Milton’s largest pre-commitment obstacles centered around the unknown.
How far away was it, considering his other finalists included Florida and Georgia? How did he connect with the other players? What was the environment like in Michigan Stadium?
Each box checked easily.
He discovered there are many easy and inexpensive flight options from Orlando to Detroit for his mother.
Michigan’s young talented players – receivers Tarik Black and Donovan Peoples-Jones, tailback Chris Evans and linebacker Devin Bush Jr. – connected with him, but never pressured Milton for a decision.
And the Big House, which he saw on his visit for the spring game weekend April 15, put everything into a real form.
“I was walking on the field and people already knew who I was,” he said. “The alumni there is fantastic, there’s no way you can be left behind. The academic standpoint is great, I just feel like I can see myself playing in that stadium, doing the right things and getting my education.”
Outsiders’ expected area of concern – stacked competition under center with Wilton Speight, Brandon Peters and Dylan McCaffrey – didn’t bother Milton a bit. Knowing Jim Harbaugh, that probably appealed to him as much as any physical tool.
“I have guys that can make me better and I can make them better in different ways,” Milton said. “With them being there (my) freshman year, I think it will be better fit. Because we ought to know what we can do. We already talked about it and things like that.
“For me competition is going to be competition, anywhere you go. No matter where you go, there’s going to be competition. Like me, I’m not going to back down from competition. That’s the person I am.”
With the commitment sealed, Milton shifts his focus.
He’ll take another Ann Arbor visit with his mother, who didn’t make the first trip, hoping she appreciates what appealed to him.
He’ll become Michigan’s recruiter for the 2018 class, planning to start with his own Olympia roster.
Already imposing physically with players afraid to tackle him, Milton hopes to continue adding weight to 240 pounds: “I don’t want to get 240 fat.
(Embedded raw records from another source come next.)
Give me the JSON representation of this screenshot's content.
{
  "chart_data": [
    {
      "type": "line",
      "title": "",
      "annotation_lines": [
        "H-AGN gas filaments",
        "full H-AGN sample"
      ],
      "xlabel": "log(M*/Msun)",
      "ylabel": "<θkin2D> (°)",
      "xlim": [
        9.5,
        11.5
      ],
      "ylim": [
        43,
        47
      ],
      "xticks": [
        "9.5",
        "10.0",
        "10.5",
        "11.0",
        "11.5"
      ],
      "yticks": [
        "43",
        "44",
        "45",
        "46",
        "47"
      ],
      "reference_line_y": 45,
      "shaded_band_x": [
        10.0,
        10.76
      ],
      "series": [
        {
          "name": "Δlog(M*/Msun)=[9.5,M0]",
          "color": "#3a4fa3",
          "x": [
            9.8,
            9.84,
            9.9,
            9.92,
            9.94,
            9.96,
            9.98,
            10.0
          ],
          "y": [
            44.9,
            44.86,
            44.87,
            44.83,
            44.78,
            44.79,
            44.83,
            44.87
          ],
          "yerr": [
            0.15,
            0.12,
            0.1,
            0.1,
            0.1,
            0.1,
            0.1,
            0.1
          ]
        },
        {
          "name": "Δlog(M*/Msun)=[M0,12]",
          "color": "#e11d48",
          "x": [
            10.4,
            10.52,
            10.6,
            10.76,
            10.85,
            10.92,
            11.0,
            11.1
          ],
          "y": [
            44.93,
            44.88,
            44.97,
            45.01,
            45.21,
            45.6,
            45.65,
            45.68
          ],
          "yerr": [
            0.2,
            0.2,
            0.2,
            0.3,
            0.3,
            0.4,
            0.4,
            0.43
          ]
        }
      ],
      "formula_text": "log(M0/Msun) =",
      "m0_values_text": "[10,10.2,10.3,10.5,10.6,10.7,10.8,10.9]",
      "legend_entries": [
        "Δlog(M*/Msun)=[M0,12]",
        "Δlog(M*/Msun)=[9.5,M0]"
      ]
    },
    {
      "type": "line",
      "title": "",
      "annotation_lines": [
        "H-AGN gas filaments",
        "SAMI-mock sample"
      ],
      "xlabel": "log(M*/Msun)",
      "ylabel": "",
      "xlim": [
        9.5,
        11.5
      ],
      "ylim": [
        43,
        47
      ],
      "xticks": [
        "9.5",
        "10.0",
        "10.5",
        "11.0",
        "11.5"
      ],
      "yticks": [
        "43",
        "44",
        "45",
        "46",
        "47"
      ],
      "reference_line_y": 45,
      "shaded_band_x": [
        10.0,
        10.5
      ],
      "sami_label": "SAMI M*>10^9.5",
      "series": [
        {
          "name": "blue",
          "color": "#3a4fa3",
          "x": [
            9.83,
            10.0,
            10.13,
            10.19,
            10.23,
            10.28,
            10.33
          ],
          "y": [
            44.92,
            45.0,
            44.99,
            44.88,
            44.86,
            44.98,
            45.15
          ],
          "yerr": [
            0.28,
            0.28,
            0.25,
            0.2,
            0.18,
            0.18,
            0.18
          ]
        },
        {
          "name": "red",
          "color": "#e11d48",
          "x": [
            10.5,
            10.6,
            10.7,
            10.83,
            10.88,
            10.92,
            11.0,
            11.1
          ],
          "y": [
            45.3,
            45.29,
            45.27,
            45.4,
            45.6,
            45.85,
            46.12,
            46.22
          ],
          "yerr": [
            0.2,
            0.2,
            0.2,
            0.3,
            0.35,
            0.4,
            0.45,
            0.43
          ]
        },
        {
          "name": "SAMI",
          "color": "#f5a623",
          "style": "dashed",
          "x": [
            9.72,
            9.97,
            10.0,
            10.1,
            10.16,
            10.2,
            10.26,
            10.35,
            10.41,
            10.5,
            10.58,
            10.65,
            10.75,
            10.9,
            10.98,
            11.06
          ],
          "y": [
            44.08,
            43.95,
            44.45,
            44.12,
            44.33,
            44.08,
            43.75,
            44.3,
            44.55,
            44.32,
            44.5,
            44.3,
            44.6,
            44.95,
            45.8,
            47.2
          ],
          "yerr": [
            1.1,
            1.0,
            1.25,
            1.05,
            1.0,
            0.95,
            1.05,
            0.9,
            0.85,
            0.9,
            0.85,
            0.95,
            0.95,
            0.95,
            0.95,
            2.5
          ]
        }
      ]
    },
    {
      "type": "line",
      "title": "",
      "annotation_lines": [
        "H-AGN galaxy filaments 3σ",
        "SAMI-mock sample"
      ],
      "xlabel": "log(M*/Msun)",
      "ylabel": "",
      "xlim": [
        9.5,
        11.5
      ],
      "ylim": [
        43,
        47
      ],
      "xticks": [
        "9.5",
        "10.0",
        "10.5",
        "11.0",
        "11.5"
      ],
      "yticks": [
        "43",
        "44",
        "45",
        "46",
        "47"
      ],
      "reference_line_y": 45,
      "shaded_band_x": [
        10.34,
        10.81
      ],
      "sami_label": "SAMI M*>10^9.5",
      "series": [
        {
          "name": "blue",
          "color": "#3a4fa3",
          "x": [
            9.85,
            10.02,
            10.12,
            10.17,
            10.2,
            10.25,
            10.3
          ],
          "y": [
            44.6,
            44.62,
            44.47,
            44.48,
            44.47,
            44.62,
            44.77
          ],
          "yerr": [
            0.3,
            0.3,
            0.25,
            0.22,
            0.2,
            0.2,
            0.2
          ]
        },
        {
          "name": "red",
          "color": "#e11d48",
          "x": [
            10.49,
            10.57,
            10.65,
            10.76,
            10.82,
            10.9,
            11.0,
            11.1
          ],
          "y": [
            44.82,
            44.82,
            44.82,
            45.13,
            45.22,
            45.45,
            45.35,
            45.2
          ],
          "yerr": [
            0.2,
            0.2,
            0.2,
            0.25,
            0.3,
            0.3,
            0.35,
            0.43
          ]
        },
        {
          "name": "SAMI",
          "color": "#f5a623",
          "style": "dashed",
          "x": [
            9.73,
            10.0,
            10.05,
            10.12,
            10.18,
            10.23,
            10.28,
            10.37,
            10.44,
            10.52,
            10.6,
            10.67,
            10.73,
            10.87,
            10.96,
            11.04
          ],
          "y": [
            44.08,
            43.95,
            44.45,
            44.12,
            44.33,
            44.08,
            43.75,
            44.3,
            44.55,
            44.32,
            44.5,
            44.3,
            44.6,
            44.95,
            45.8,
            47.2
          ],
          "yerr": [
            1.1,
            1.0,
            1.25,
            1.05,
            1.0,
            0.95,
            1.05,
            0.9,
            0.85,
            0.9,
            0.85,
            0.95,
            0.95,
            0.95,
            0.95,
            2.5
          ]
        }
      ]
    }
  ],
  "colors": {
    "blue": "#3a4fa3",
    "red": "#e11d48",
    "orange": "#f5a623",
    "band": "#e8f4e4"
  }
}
I want to get 240 straight muscle.”
And there’s the Elite 11 quarterback showcase, where he will compete in Los Angeles in June, trying to earn an invitation to the finals.
Though ranked as the No. 10 pro-style passer nationally, it’s an opportunity to demonstrate he’s on the level as the higher-ranked, higher-profile quarterbacks.
Some players downplay it but, as he said, Milton enjoys the competition.
“It’s important to me,” he said. “This is once-in-a-lifetime opportunity, I’m going to do it, I’m going to try my best to win and I’m going to do everything in my power to win. It’s what I want to be.”